Any pattern of thought or action repeated many times results in a habit with a corresponding neurosignature, or brain groove. If a similar synapses fire happens consistently over a period of time, actual, visible grooves literally form on the surface of the brain. A brain groove is a series of interconnected neurons that carry the thought patterns of a particular habit.


After these grooves are formed, one’s thoughts begin to automatically flow in a certain pattern – they follow the groove. Before long, no matter what the situation. No matter how hopeful and optimistic the outcome may look. Our thoughts will still flow down the groove of lest resistance, much like water in an arid desert.


The question then becomes, what does our individual "neurosignature" look like?

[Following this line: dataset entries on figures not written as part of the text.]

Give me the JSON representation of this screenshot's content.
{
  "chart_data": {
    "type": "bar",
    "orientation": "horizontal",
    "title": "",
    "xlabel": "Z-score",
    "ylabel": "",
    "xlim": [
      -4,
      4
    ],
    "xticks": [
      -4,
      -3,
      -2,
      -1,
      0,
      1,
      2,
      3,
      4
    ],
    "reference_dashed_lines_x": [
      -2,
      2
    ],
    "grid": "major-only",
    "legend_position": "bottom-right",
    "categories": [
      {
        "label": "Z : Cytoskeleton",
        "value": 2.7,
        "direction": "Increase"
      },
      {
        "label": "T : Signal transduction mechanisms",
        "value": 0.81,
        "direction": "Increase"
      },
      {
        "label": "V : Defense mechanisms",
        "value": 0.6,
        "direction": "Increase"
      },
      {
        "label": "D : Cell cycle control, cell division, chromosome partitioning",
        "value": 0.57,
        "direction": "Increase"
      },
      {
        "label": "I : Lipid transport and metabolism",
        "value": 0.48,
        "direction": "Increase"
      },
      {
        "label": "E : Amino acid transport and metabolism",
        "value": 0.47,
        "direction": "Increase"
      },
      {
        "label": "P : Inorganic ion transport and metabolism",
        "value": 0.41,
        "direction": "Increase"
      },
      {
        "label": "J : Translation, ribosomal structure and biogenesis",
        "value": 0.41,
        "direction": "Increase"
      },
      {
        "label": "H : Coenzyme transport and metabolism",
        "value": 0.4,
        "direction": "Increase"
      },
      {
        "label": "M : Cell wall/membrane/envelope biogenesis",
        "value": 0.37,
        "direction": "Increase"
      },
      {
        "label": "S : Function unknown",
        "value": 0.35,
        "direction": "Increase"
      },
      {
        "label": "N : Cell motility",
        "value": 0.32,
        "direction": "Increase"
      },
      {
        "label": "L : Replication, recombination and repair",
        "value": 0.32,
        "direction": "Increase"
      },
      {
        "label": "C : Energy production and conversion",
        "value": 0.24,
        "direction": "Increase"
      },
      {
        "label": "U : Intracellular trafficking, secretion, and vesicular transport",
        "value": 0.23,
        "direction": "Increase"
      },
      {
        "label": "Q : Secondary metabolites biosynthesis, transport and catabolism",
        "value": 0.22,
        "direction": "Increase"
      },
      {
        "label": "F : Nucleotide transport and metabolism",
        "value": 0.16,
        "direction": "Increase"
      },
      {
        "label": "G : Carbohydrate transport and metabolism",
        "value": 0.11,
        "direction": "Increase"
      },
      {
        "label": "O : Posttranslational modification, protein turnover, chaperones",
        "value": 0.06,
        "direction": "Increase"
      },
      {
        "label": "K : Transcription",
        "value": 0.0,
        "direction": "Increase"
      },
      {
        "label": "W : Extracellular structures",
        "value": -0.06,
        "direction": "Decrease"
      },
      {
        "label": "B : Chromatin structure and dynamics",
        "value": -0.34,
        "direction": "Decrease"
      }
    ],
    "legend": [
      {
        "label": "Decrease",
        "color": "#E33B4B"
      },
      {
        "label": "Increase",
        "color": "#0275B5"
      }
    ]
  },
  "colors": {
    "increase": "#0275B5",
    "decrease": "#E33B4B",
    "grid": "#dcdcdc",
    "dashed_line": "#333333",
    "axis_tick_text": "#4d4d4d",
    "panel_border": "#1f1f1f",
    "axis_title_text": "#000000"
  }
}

Psychologist Mihalyi Csikszentmihaly has done years of research in which thousands of subjects are given pagers that go off at random intervals. People have to write down what they are doing and thinking and feeling when that happens. One of the most striking findings of these studies involves the effect of solitude.

When people are alone, undistracted by noise or activity, their minds naturally drift toward an awareness of discontentment, a sense of inadequacy, anxiety about the future, and a chronic sense of self-preoccupation.


Csikszentmihalyi writes,

Contrary to what we tend to assume, the normal state of the mind is chaos… When we are left alone, with no demands on attention, the basic disorder of the mind reveals itself. With nothing t do, it begins to follow random patterns, usually stopping to consider something painful or disturbing… entropy is the normal state of consciousness.

To avoid this condition, people are naturally eager to fill their minds with whatever information is readily available, as long as it distracts attention from turning inward and dwelling on negative feelings. This explains why such a huge proportion of time is invested in watching television, despite the fact that it is very rarely enjoyed.


The good news is that we can actually restructure our own neurosignatures.

"The mind controlled by the sinful nature is death,

but the mind controlled by the Spirit is life and peace."
(Romans 8:6)


"Whatever is true, whatever is noble, whatever is right, whatever is pure, whatever is lovely, whatever is admirable—if anything is excellent or praiseworthy—think about such things."